To achieve integrate data source in the Data Warehouse, it is necessary to act at two levels:
- Defining the cycle data transition.
- Setting the refresh rate of each.
ETL processes in the Data Warehouse
The first step to achieve this is by defining the extraction process. In this case, there are often two common practices: invasive and abstraction, although it is more advisable to use the second, especially if responsibility is appealed . Also, keep in mind that the world of transactional systems is very dynamic and invasive method may not give the expected results if there have been changes.
Invasive practice, consisting raise extraction processes attacking directly to data sources and proceeding to the next step (transformation) in the same operation, has the disadvantage of causing the whole process remains too tied to structures origin system. The disadvantage is that if the structure changes, as often happens, for example, to update your version; a direct impact occurs in the process.
Abstract practice, which Lantares recommended, consists of generating a independence through files. This implies that, from the source systems, the generation of data files will occur (which can be plain text files, csv, or xml), which are placed in a shared for further processing and loading resource.
These practices provides assurance that, if the source system changes of structure, an update or change of ERP, for example; this does not cause direct impact on the integration processes and the structure of the data warehouse, and only have to ensure that files maintain the same structure.
Once the extraction phase has been successfully completed, it starts the process of transformation. At this stage, the source data changes are made to ensure completion adapting to destination DWH.
There are many ways to do this and some of the most common are:
Applying filters: for example by entering the command to collect more data records only zero.

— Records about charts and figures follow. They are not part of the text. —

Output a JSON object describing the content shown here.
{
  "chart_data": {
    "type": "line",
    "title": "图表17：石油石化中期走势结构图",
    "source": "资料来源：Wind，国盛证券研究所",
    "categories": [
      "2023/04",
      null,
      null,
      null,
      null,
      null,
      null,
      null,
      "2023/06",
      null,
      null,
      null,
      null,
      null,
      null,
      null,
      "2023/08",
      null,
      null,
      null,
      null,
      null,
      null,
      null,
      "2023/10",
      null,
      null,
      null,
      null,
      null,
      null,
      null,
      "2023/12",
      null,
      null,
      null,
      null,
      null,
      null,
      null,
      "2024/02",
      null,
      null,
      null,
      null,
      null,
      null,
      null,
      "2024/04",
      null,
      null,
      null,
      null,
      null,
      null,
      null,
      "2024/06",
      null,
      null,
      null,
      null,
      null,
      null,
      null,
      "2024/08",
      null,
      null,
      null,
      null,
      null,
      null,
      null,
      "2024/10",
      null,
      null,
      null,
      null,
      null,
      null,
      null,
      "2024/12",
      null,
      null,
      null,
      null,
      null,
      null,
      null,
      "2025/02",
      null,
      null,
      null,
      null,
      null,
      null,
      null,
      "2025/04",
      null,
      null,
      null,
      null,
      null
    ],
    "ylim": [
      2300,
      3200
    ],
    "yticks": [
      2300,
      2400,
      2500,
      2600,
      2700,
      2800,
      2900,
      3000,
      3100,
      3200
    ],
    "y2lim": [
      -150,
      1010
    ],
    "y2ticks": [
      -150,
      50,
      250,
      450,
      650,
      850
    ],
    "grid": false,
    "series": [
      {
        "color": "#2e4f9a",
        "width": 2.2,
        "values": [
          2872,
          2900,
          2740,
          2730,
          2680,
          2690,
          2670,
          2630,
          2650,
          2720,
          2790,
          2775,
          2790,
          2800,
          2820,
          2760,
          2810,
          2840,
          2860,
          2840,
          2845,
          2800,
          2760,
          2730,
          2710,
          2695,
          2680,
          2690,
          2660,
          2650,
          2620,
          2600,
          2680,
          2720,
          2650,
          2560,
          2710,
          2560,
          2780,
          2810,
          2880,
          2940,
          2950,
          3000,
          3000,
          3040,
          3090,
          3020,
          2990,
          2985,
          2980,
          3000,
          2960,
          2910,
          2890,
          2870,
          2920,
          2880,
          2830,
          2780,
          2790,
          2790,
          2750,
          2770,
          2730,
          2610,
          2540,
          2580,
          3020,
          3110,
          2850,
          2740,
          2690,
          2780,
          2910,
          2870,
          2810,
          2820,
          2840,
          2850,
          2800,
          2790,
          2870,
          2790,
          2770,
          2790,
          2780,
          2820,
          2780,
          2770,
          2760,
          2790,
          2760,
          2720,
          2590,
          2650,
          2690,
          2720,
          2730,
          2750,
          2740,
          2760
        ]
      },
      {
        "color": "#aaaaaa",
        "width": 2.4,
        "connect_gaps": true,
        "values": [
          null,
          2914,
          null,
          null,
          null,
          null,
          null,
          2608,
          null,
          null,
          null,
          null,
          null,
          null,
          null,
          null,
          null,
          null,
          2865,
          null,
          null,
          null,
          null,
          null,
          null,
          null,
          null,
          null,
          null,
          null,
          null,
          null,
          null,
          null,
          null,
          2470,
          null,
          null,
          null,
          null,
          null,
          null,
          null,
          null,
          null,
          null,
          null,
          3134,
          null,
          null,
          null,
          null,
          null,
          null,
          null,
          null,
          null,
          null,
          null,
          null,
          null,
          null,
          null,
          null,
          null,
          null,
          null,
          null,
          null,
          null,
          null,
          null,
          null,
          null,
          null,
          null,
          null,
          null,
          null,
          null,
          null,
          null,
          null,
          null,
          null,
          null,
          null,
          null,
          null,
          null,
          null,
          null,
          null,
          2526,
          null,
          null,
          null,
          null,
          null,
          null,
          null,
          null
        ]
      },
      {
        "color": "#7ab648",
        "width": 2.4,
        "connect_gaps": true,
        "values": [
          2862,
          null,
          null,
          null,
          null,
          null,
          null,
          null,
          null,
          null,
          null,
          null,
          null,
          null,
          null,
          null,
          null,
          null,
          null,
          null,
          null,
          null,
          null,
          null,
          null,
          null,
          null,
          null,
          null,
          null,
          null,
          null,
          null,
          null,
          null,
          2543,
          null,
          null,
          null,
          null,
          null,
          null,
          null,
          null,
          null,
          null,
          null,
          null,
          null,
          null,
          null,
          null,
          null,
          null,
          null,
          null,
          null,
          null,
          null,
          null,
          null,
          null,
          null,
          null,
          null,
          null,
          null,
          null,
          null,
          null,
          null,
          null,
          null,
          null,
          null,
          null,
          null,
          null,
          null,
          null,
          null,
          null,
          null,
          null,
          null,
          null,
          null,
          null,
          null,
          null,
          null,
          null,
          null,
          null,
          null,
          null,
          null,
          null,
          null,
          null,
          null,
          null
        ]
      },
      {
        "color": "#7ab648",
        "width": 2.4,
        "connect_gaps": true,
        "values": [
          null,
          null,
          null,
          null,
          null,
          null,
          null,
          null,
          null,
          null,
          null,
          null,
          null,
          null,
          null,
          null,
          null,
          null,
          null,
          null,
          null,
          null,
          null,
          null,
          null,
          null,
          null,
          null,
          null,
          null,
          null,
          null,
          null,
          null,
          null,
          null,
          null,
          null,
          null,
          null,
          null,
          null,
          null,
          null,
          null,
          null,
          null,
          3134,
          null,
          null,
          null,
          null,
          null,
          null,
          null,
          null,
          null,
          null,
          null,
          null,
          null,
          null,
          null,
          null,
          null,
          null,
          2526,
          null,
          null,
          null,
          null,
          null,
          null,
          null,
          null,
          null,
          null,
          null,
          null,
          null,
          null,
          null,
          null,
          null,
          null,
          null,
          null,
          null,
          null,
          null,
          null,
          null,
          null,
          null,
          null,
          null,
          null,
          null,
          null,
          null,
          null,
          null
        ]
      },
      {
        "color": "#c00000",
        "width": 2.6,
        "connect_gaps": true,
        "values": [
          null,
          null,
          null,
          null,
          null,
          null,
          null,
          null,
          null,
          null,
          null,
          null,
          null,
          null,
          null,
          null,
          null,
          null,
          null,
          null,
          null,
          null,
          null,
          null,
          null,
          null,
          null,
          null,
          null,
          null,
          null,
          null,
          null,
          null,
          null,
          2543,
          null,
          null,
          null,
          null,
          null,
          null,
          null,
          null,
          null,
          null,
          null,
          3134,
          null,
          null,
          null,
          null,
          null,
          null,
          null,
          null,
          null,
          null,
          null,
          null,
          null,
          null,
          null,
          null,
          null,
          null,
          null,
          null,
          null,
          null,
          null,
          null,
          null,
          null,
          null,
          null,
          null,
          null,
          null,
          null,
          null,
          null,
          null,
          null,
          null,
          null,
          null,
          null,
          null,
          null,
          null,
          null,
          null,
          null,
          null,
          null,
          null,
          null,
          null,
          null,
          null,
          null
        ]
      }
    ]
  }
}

Changing the format: the way to do it would be transforming the American format in which the dates have been collected at source (M / D / A) to establish Europe (D / M / A) as definitive for all systems.
Conducting aggregations: to allow, although the data are collected on a daily basis, they can be extracted from DWH as aggregates for months.
Establishing connections: for example, by collecting sales different stores in DWH, they are dumped in one fact table.
Arranging transformations: to enable normalization client code, for example, 4 digits.
If the transformation has been carried out correctly and as shown by the test cycles, can begin the loading phase, consisting dump the processed data to the end Datamarts structures that make up the DWH. It is important to define loading strategy and for this we must choose whether to take place so:
Total: all content is deleted and all the historical full recharge.
Incremental: only new products are loaded.
Not long ago, the design process was carried out on paper, and later proceed to program SQL statements. With the emergence of ETL (Extract Transformation Load tools ), you can perform both design and construction, in a single operation.
ETL is the best alternative to encode SQL. SQL (Standard Query Language) is a programming language used to query database. Its most distinctive feature is that is done manually so may contain errors and it can also lead to mistakes … ETL is the option as it is automated, in fact the way enabling them to build the integration processes It is simply dragging icons (stages) representing a function. This type of design involves numerous benefits such as:
- Improve the architecture and reduce maintenance costs.
- Reuse and procedures professional profiles.
- Managing the Meta Data.
- To focus on the business, rather than focus on programming interfaces.
- Building management within applications.
- Make security.
- Access management systems and event programming.
- Reduce development time significantly.